With
episode.12 (ページ3/4)
「お前たち三人は本当に仲がいいんだな。カカシもよく暗部の頃の話をしているよ。アイツもお前やヤマトと一緒にいたあのころが本当に楽しかったらしい」
「え、カカシ先輩が?」
「あぁ、懐かしそうに話してる。カカシにとっては仲のいいお前たち二人が今もちゃんと元気でいてくれることが何より一番嬉しいんだろう」
「元気でいることが、ですか?」
言われた言葉の真意をつかみかねて首を傾げると、綱手様はいろんなことを経験してきた人間の、何とも言えぬ深遠な瞳で私を見つめた。

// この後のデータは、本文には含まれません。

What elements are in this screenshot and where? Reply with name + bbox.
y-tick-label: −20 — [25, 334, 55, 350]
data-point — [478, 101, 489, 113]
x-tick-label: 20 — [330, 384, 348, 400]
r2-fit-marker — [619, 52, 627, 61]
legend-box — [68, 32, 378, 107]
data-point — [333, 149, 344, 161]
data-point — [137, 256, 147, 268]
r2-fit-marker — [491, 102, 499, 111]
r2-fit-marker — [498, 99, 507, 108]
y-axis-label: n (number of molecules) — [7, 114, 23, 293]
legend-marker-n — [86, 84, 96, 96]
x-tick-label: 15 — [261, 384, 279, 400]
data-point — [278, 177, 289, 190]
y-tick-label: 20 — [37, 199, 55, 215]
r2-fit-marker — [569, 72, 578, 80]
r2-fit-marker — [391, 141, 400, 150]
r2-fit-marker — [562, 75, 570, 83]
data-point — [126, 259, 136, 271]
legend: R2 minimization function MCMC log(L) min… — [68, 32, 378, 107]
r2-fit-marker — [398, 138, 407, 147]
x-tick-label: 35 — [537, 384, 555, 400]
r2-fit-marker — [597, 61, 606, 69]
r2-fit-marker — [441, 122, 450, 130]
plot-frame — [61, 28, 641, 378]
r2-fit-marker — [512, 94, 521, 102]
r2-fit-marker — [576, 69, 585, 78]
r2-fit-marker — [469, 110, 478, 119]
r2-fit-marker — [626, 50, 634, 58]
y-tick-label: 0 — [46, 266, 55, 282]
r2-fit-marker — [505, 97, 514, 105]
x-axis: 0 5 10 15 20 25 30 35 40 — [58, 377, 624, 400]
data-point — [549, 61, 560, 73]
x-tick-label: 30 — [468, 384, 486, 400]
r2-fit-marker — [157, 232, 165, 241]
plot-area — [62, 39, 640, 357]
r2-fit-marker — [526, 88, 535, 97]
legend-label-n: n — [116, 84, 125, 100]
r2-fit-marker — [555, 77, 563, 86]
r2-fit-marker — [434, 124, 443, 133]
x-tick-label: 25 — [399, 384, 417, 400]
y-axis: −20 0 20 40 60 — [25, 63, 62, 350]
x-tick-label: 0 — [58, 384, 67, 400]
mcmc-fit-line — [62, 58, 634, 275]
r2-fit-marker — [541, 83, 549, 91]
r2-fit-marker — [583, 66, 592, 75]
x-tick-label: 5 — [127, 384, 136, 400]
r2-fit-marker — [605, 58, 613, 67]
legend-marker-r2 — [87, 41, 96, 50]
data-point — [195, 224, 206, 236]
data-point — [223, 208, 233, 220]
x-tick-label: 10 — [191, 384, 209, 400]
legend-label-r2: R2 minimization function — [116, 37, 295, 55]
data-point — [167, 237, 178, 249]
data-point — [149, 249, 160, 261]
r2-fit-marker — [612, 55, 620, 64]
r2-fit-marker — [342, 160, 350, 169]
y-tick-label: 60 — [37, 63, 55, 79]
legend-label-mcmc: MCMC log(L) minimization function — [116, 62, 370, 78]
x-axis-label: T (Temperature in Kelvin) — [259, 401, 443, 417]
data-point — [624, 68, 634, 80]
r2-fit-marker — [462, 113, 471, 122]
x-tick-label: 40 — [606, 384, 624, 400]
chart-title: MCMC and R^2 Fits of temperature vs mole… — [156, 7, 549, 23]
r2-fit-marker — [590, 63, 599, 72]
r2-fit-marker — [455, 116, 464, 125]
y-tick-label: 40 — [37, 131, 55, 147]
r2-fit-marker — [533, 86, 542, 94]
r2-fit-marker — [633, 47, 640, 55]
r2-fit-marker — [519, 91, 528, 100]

「そうさ。カカシは今まで何人もの仲間の死を見てきたんだ。小さいころからずっと。それはひどくつらいことだよ、名無子。たとえ普段どれだけ何てことナイ顔をして笑っているカカシであってもな」
「……」
『俺はそりゃ、自分より強い女性』
そう言ってのん気に笑ったカカシ先輩の顔が脳裏に浮かぶ。
あのときはその答えの意味など全くわからずに、やっぱりカカシ先輩はつかみどころがなくて不思議なことを言うって、そんなふうに思った。
ただうまく言えないけど、あの言葉はどこか先輩の本心が含まれている気がして、そのなんとなさを頼りに私は今まで強い女性を目指してきた。
でも、やっとほんの少しわかった気がする。
カカシ先輩は、本気で自分より強い女性がいいって思ってるんだ。